[dns-operations] anycasting for fun and profit
Mike Jones
mike at mikejones.in
Tue Oct 16 13:46:01 UTC 2012
On 16 October 2012 13:51, Patrick W. Gilmore <patrick at ianai.net> wrote:
> On Oct 16, 2012, at 08:33 , paul vixie <paul at redbarn.org> wrote:
>
>> dns anycasting can also be done solely with provider-assigned space and
>> no ASN of your own. for ISC we have three anycast clouds, one for f-root
>> which has its own prefix and its own ASN, one for our public benefit
>> secondary service which has its own prefix adjacent to f-root, and one
>> for our commercial secondary service which uses provider-assigned
>> address space for each named server.
>>
>> the advantage to using provider-assigned space is that the global
>> routing table carries no separate burden on your behalf. i call this
>> "green networking" since it's more ecologically friendly. the
>> disadvantage is that if you want to change providers you have to
>> renumber. renumbering in this case isn't all that painful since you are
>> in control of the NS target name. there's a description at
>> <http://www.isc.org/solutions/sns-anycast>.
>
> This works, although limits your anycast nodes to a single provider.
>
> While there is nothing wrong with single-provider anycast, I would argue having anycast instances in multiple providers is beneficial.

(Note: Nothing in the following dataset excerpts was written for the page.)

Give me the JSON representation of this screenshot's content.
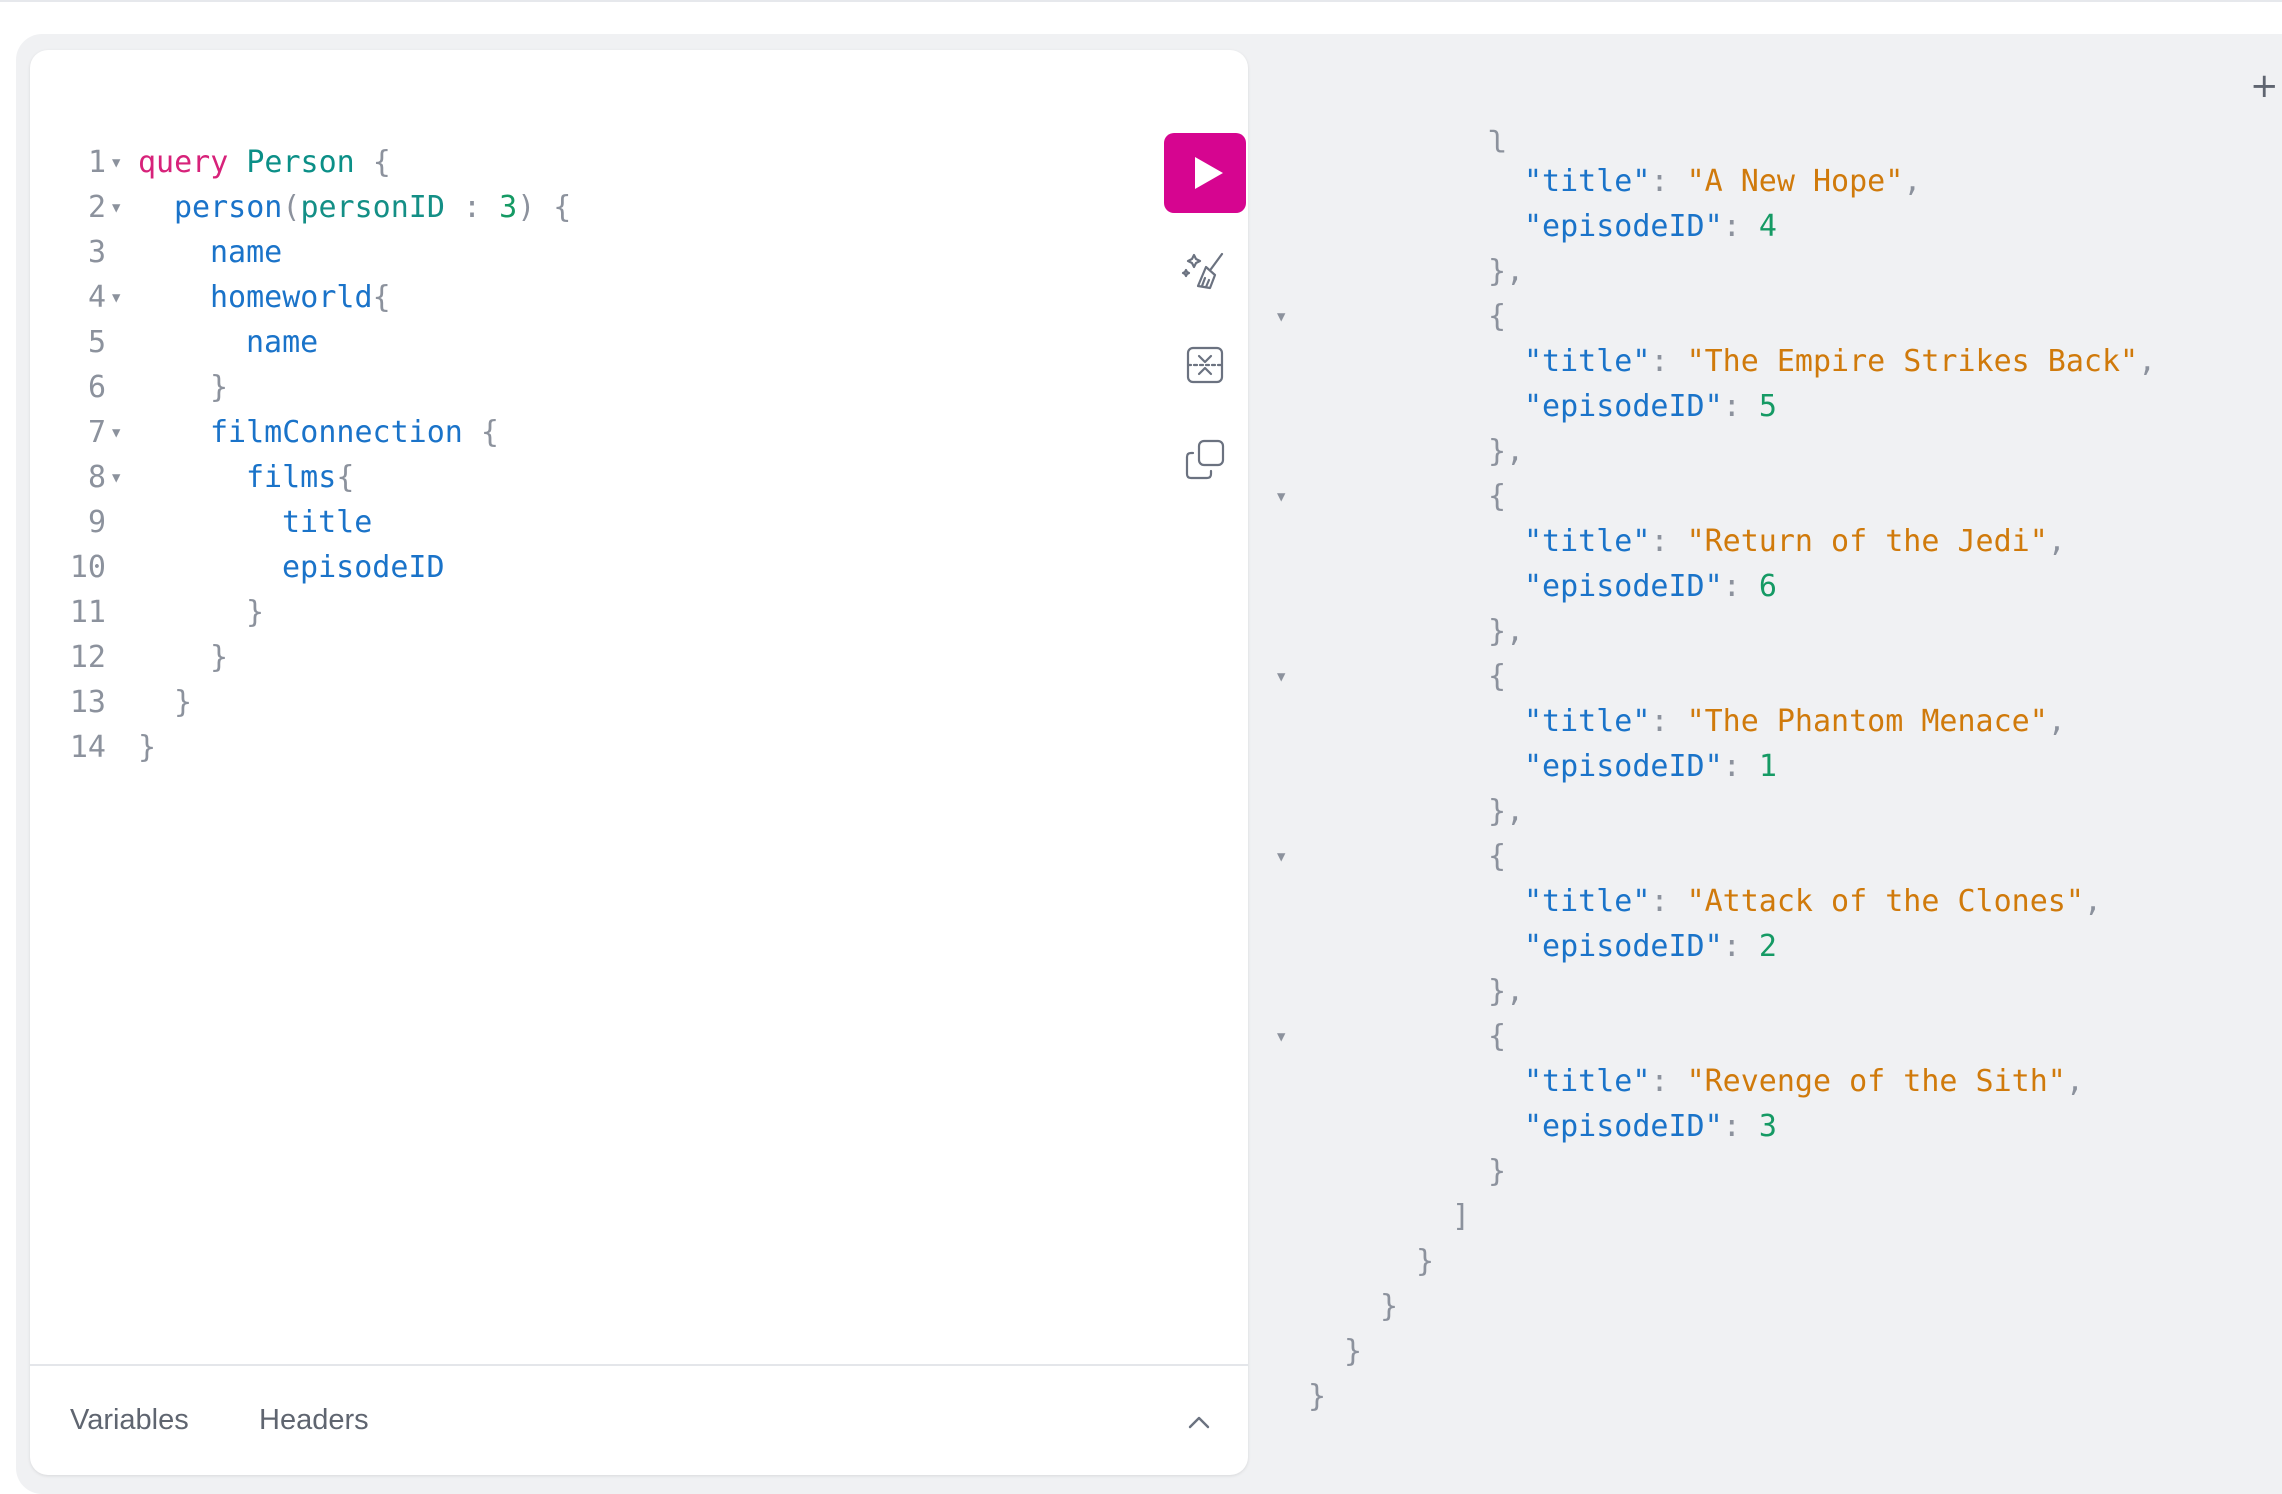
{
  "editor": {
    "lines": [
      {
        "n": "1",
        "fold": true,
        "indent": 0,
        "tokens": [
          {
            "t": "query",
            "c": "kw"
          },
          {
            "t": " ",
            "c": "pu"
          },
          {
            "t": "Person",
            "c": "tn"
          },
          {
            "t": " {",
            "c": "pu"
          }
        ]
      },
      {
        "n": "2",
        "fold": true,
        "indent": 1,
        "tokens": [
          {
            "t": "person",
            "c": "fd"
          },
          {
            "t": "(",
            "c": "pu"
          },
          {
            "t": "personID",
            "c": "ar"
          },
          {
            "t": " : ",
            "c": "pu"
          },
          {
            "t": "3",
            "c": "nm"
          },
          {
            "t": ") {",
            "c": "pu"
          }
        ]
      },
      {
        "n": "3",
        "fold": false,
        "indent": 2,
        "tokens": [
          {
            "t": "name",
            "c": "fd"
          }
        ]
      },
      {
        "n": "4",
        "fold": true,
        "indent": 2,
        "tokens": [
          {
            "t": "homeworld",
            "c": "fd"
          },
          {
            "t": "{",
            "c": "pu"
          }
        ]
      },
      {
        "n": "5",
        "fold": false,
        "indent": 3,
        "tokens": [
          {
            "t": "name",
            "c": "fd"
          }
        ]
      },
      {
        "n": "6",
        "fold": false,
        "indent": 2,
        "tokens": [
          {
            "t": "}",
            "c": "pu"
          }
        ]
      },
      {
        "n": "7",
        "fold": true,
        "indent": 2,
        "tokens": [
          {
            "t": "filmConnection",
            "c": "fd"
          },
          {
            "t": " {",
            "c": "pu"
          }
        ]
      },
      {
        "n": "8",
        "fold": true,
        "indent": 3,
        "tokens": [
          {
            "t": "films",
            "c": "fd"
          },
          {
            "t": "{",
            "c": "pu"
          }
        ]
      },
      {
        "n": "9",
        "fold": false,
        "indent": 4,
        "tokens": [
          {
            "t": "title",
            "c": "fd"
          }
        ]
      },
      {
        "n": "10",
        "fold": false,
        "indent": 4,
        "tokens": [
          {
            "t": "episodeID",
            "c": "fd"
          }
        ]
      },
      {
        "n": "11",
        "fold": false,
        "indent": 3,
        "tokens": [
          {
            "t": "}",
            "c": "pu"
          }
        ]
      },
      {
        "n": "12",
        "fold": false,
        "indent": 2,
        "tokens": [
          {
            "t": "}",
            "c": "pu"
          }
        ]
      },
      {
        "n": "13",
        "fold": false,
        "indent": 1,
        "tokens": [
          {
            "t": "}",
            "c": "pu"
          }
        ]
      },
      {
        "n": "14",
        "fold": false,
        "indent": 0,
        "tokens": [
          {
            "t": "}",
            "c": "pu"
          }
        ]
      }
    ]
  },
  "toolbar": {
    "run_icon": "play-icon",
    "prettify_icon": "magic-broom-icon",
    "merge_icon": "merge-fragments-icon",
    "copy_icon": "copy-icon"
  },
  "bottom_tabs": {
    "variables": "Variables",
    "headers": "Headers",
    "toggle_icon": "chevron-up-icon"
  },
  "result": {
    "add_tab_label": "+",
    "lines": [
      {
        "fold": false,
        "indent": 5,
        "tokens": [
          {
            "t": "ʅ",
            "c": "pu"
          }
        ]
      },
      {
        "fold": false,
        "indent": 6,
        "tokens": [
          {
            "t": "\"title\"",
            "c": "fd"
          },
          {
            "t": ": ",
            "c": "pu"
          },
          {
            "t": "\"A New Hope\"",
            "c": "st"
          },
          {
            "t": ",",
            "c": "pu"
          }
        ]
      },
      {
        "fold": false,
        "indent": 6,
        "tokens": [
          {
            "t": "\"episodeID\"",
            "c": "fd"
          },
          {
            "t": ": ",
            "c": "pu"
          },
          {
            "t": "4",
            "c": "nm"
          }
        ]
      },
      {
        "fold": false,
        "indent": 5,
        "tokens": [
          {
            "t": "},",
            "c": "pu"
          }
        ]
      },
      {
        "fold": true,
        "indent": 5,
        "tokens": [
          {
            "t": "{",
            "c": "pu"
          }
        ]
      },
      {
        "fold": false,
        "indent": 6,
        "tokens": [
          {
            "t": "\"title\"",
            "c": "fd"
          },
          {
            "t": ": ",
            "c": "pu"
          },
          {
            "t": "\"The Empire Strikes Back\"",
            "c": "st"
          },
          {
            "t": ",",
            "c": "pu"
          }
        ]
      },
      {
        "fold": false,
        "indent": 6,
        "tokens": [
          {
            "t": "\"episodeID\"",
            "c": "fd"
          },
          {
            "t": ": ",
            "c": "pu"
          },
          {
            "t": "5",
            "c": "nm"
          }
        ]
      },
      {
        "fold": false,
        "indent": 5,
        "tokens": [
          {
            "t": "},",
            "c": "pu"
          }
        ]
      },
      {
        "fold": true,
        "indent": 5,
        "tokens": [
          {
            "t": "{",
            "c": "pu"
          }
        ]
      },
      {
        "fold": false,
        "indent": 6,
        "tokens": [
          {
            "t": "\"title\"",
            "c": "fd"
          },
          {
            "t": ": ",
            "c": "pu"
          },
          {
            "t": "\"Return of the Jedi\"",
            "c": "st"
          },
          {
            "t": ",",
            "c": "pu"
          }
        ]
      },
      {
        "fold": false,
        "indent": 6,
        "tokens": [
          {
            "t": "\"episodeID\"",
            "c": "fd"
          },
          {
            "t": ": ",
            "c": "pu"
          },
          {
            "t": "6",
            "c": "nm"
          }
        ]
      },
      {
        "fold": false,
        "indent": 5,
        "tokens": [
          {
            "t": "},",
            "c": "pu"
          }
        ]
      },
      {
        "fold": true,
        "indent": 5,
        "tokens": [
          {
            "t": "{",
            "c": "pu"
          }
        ]
      },
      {
        "fold": false,
        "indent": 6,
        "tokens": [
          {
            "t": "\"title\"",
            "c": "fd"
          },
          {
            "t": ": ",
            "c": "pu"
          },
          {
            "t": "\"The Phantom Menace\"",
            "c": "st"
          },
          {
            "t": ",",
            "c": "pu"
          }
        ]
      },
      {
        "fold": false,
        "indent": 6,
        "tokens": [
          {
            "t": "\"episodeID\"",
            "c": "fd"
          },
          {
            "t": ": ",
            "c": "pu"
          },
          {
            "t": "1",
            "c": "nm"
          }
        ]
      },
      {
        "fold": false,
        "indent": 5,
        "tokens": [
          {
            "t": "},",
            "c": "pu"
          }
        ]
      },
      {
        "fold": true,
        "indent": 5,
        "tokens": [
          {
            "t": "{",
            "c": "pu"
          }
        ]
      },
      {
        "fold": false,
        "indent": 6,
        "tokens": [
          {
            "t": "\"title\"",
            "c": "fd"
          },
          {
            "t": ": ",
            "c": "pu"
          },
          {
            "t": "\"Attack of the Clones\"",
            "c": "st"
          },
          {
            "t": ",",
            "c": "pu"
          }
        ]
      },
      {
        "fold": false,
        "indent": 6,
        "tokens": [
          {
            "t": "\"episodeID\"",
            "c": "fd"
          },
          {
            "t": ": ",
            "c": "pu"
          },
          {
            "t": "2",
            "c": "nm"
          }
        ]
      },
      {
        "fold": false,
        "indent": 5,
        "tokens": [
          {
            "t": "},",
            "c": "pu"
          }
        ]
      },
      {
        "fold": true,
        "indent": 5,
        "tokens": [
          {
            "t": "{",
            "c": "pu"
          }
        ]
      },
      {
        "fold": false,
        "indent": 6,
        "tokens": [
          {
            "t": "\"title\"",
            "c": "fd"
          },
          {
            "t": ": ",
            "c": "pu"
          },
          {
            "t": "\"Revenge of the Sith\"",
            "c": "st"
          },
          {
            "t": ",",
            "c": "pu"
          }
        ]
      },
      {
        "fold": false,
        "indent": 6,
        "tokens": [
          {
            "t": "\"episodeID\"",
            "c": "fd"
          },
          {
            "t": ": ",
            "c": "pu"
          },
          {
            "t": "3",
            "c": "nm"
          }
        ]
      },
      {
        "fold": false,
        "indent": 5,
        "tokens": [
          {
            "t": "}",
            "c": "pu"
          }
        ]
      },
      {
        "fold": false,
        "indent": 4,
        "tokens": [
          {
            "t": "]",
            "c": "pu"
          }
        ]
      },
      {
        "fold": false,
        "indent": 3,
        "tokens": [
          {
            "t": "}",
            "c": "pu"
          }
        ]
      },
      {
        "fold": false,
        "indent": 2,
        "tokens": [
          {
            "t": "}",
            "c": "pu"
          }
        ]
      },
      {
        "fold": false,
        "indent": 1,
        "tokens": [
          {
            "t": "}",
            "c": "pu"
          }
        ]
      },
      {
        "fold": false,
        "indent": 0,
        "tokens": [
          {
            "t": "}",
            "c": "pu"
          }
        ]
      }
    ]
  },
  "colors": {
    "run_button": "#d60590",
    "keyword": "#d7227a",
    "field": "#1a73c9",
    "string": "#d07a0b",
    "number": "#159a64",
    "punctuation": "#8c929d"
  }
}
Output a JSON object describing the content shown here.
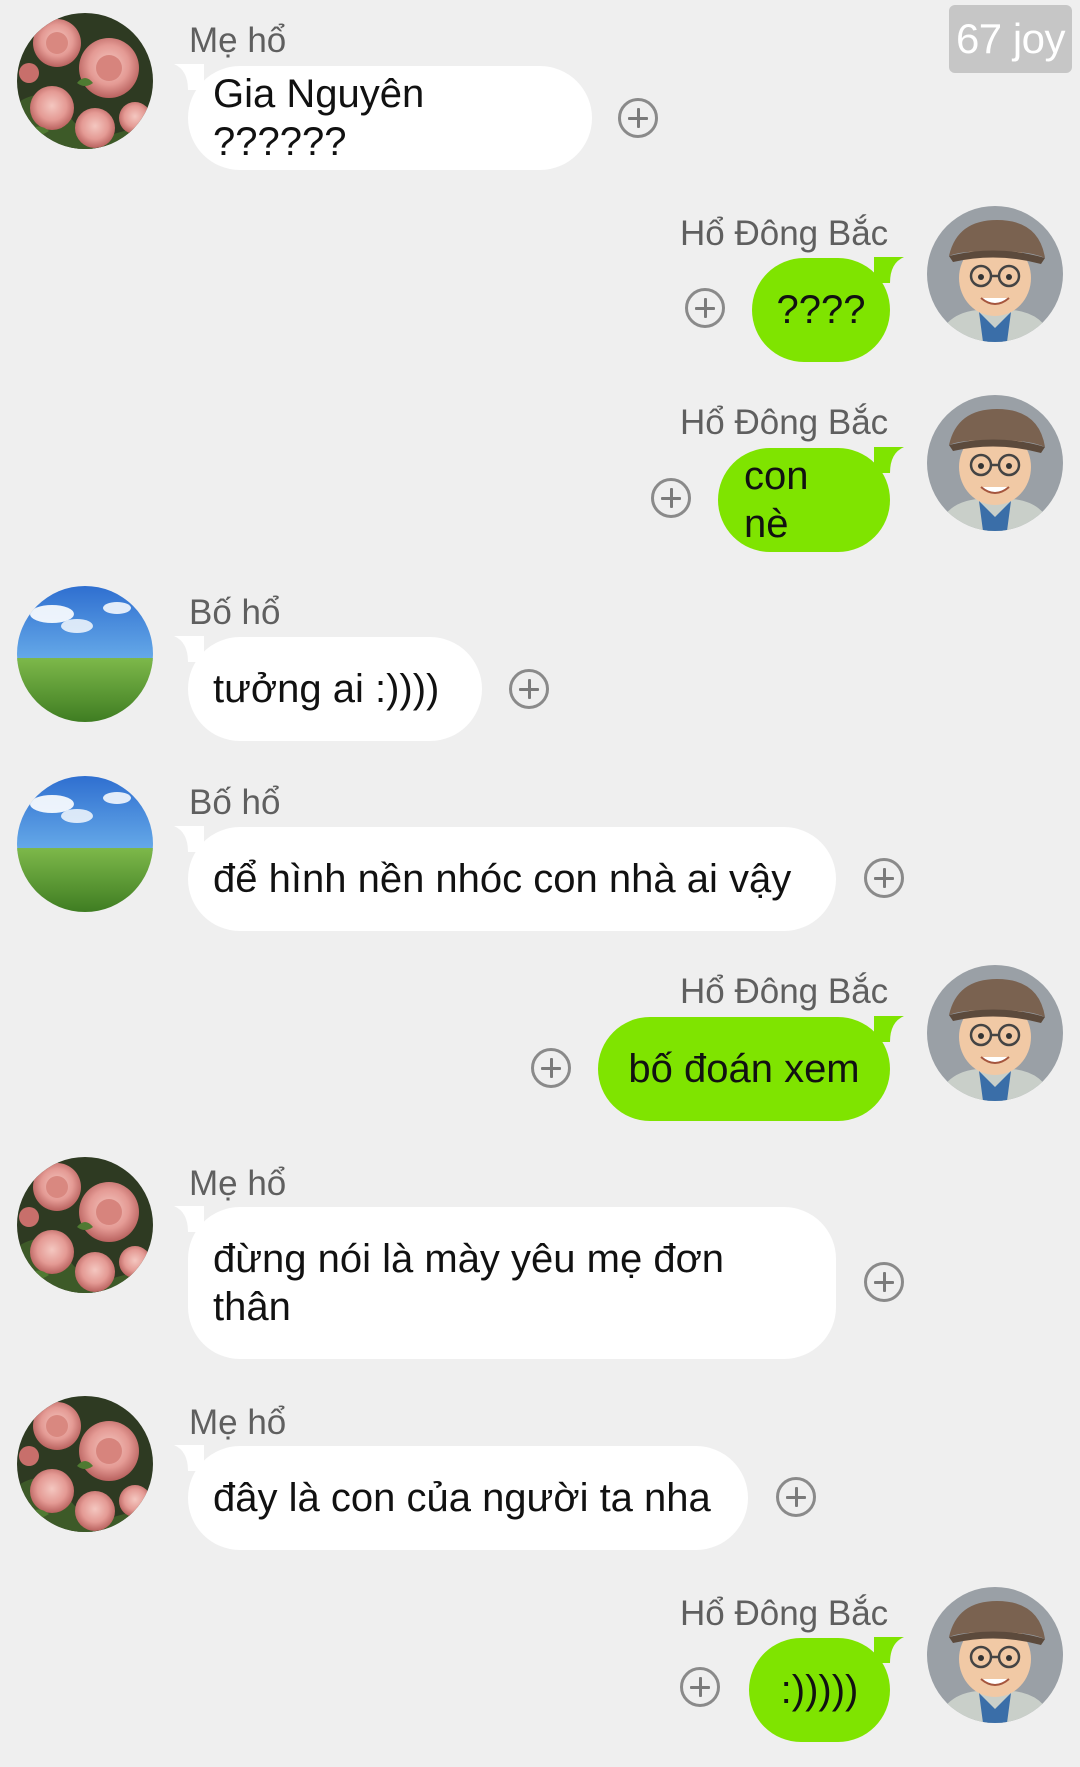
{
  "watermark": "67 joy",
  "colors": {
    "background": "#efefef",
    "incoming_bubble": "#ffffff",
    "outgoing_bubble": "#7fe400",
    "name_text": "#5f5f5f"
  },
  "avatars": {
    "me_ho": "roses-avatar",
    "bo_ho": "sky-grass-avatar",
    "self": "child-with-cap-avatar"
  },
  "messages": [
    {
      "sender": "Mẹ hổ",
      "text": "Gia Nguyên ??????",
      "side": "left"
    },
    {
      "sender": "Hổ Đông Bắc",
      "text": "????",
      "side": "right"
    },
    {
      "sender": "Hổ Đông Bắc",
      "text": "con nè",
      "side": "right"
    },
    {
      "sender": "Bố hổ",
      "text": "tưởng ai :))))",
      "side": "left"
    },
    {
      "sender": "Bố hổ",
      "text": "để hình nền nhóc con nhà ai vậy",
      "side": "left"
    },
    {
      "sender": "Hổ Đông Bắc",
      "text": "bố đoán xem",
      "side": "right"
    },
    {
      "sender": "Mẹ hổ",
      "text": "đừng nói là mày yêu mẹ đơn\nthân",
      "side": "left"
    },
    {
      "sender": "Mẹ hổ",
      "text": "đây là con của người ta nha",
      "side": "left"
    },
    {
      "sender": "Hổ Đông Bắc",
      "text": ":)))))",
      "side": "right"
    }
  ]
}
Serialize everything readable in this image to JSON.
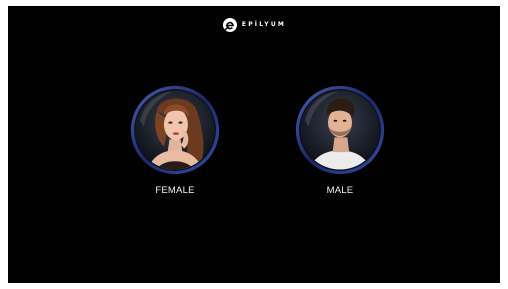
{
  "brand": {
    "name": "EPİLYUM",
    "logo_icon": "epilyum-e-logo-icon"
  },
  "gender_options": [
    {
      "label": "FEMALE",
      "icon": "female-portrait-icon"
    },
    {
      "label": "MALE",
      "icon": "male-portrait-icon"
    }
  ],
  "colors": {
    "background": "#000000",
    "ring_accent": "#2b3f8f",
    "text": "#ffffff"
  }
}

For an anycast DNS setup you'd probably want 2 separate instances with
different nodes on each so you still have diverse reachability. For a
setup small enough to be using PA space they are probably also small
enough to only be deploying 2 global anycast clouds.
3 problems solved, easy IP space, multiple anycast clouds, diverse reachability.
Unfortunately it does add 1 problem to the list in exchange: if you do
change one of those providers then yes you can update
ns2.yourdomain.com to the new addresses, but what about the hassle to
customers who want to use ns2.theirdomain.com and need to be told to
manually update it every time? This may or may not be a problem.